Quinn PySpark Utilities
Quinn is a Python library providing helper methods for PySpark to enhance developer productivity. It offers DataFrame validation functions, useful column functions/DataFrame transformations, and performant helper functions. The library is currently at version 0.10.3 and maintains an active release cadence.
Warnings
- breaking Version 0.2.0 introduced significant breaking changes to the directory structure and import interfaces for PySpark extensions and functions.
- deprecated The `print_athena_create_table` functionality has been deprecated.
- gotcha Using wildcard imports (`from quinn import *` for the main `quinn` module, or even `from quinn.extensions import *` if only specific functions are needed) can make it difficult to trace where functions originate, potentially leading to name collisions.
- gotcha PySpark operations (including those using `quinn`) are lazily evaluated. Transformations build a logical plan and are only executed when an action (e.g., `show()`, `collect()`, `write()`) is called. This can be a common pitfall for Python developers used to immediate execution.
Install
-
pip install quinn
Imports
- quinn
import quinn
- extensions
from quinn.extensions import *
- F
from pyspark.sql import functions as F
Quickstart
from pyspark.sql import SparkSession
from pyspark.sql.types import StructType, StructField, StringType, IntegerType
import quinn
from quinn.extensions import *
# Initialize SparkSession
spark = SparkSession.builder \
.appName("QuinnQuickstart") \
.master("local[*]") \
.getOrCreate()
# NOTE: `spark.create_df` and Column methods like `isTruthy()` are automatically
# available after `from quinn.extensions import *`
# Create a DataFrame using quinn's extended create_df method
data = [
("Alice", 1, "USA"),
("Bob", 2, "Canada"),
("Charlie", 3, "Mexico")
]
schema_def = [
("firstName", "string", True),
("id", "integer", True),
("country", "string", True)
]
df = spark.create_df(data, schema_def)
print("Original DataFrame Schema:")
df.printSchema()
print("Original DataFrame Data:")
df.show()
# Apply a quinn DataFrame transformation: snake_case_columns
snake_cased_df = quinn.snake_case_columns(df)

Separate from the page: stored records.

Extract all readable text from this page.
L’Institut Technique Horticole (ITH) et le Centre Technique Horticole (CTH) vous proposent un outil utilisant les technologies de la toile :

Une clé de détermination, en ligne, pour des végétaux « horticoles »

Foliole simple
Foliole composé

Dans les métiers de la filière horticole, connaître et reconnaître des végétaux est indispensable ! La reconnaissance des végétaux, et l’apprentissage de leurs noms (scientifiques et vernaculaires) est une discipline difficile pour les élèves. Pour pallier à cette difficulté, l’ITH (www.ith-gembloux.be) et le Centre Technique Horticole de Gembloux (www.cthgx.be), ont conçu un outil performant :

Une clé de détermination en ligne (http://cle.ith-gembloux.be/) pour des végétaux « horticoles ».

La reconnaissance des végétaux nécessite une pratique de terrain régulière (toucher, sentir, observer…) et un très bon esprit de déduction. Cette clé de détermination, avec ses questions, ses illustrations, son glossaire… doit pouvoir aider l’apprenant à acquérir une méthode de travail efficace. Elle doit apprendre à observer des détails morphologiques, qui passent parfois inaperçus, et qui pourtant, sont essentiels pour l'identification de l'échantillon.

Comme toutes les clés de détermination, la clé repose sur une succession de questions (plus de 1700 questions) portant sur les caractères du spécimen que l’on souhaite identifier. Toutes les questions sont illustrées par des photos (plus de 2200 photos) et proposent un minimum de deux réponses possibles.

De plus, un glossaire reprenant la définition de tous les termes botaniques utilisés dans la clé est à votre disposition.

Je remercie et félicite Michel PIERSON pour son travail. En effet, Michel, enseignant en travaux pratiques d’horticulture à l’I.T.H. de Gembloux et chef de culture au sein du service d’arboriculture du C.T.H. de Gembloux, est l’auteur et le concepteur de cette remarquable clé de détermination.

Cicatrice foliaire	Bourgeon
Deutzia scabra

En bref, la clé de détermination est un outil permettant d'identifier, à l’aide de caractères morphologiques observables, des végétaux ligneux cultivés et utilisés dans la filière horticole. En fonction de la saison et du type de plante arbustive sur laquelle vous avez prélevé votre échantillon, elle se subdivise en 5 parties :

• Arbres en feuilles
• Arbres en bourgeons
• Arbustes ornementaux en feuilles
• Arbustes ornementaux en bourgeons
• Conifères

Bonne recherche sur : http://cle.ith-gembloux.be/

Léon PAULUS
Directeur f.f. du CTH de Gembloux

print("\nDataFrame with snake_cased columns:")
snake_cased_df.printSchema()
snake_cased_df.show()
# Demonstrate a Column extension (e.g., isTruthy from quinn.extensions)
from pyspark.sql import functions as F
extended_df = df.withColumn("is_id_truthy", F.col("id").isTruthy())
print("\nDataFrame with 'is_id_truthy' column (using quinn extension):")
extended_df.show()
# Stop SparkSession
spark.stop()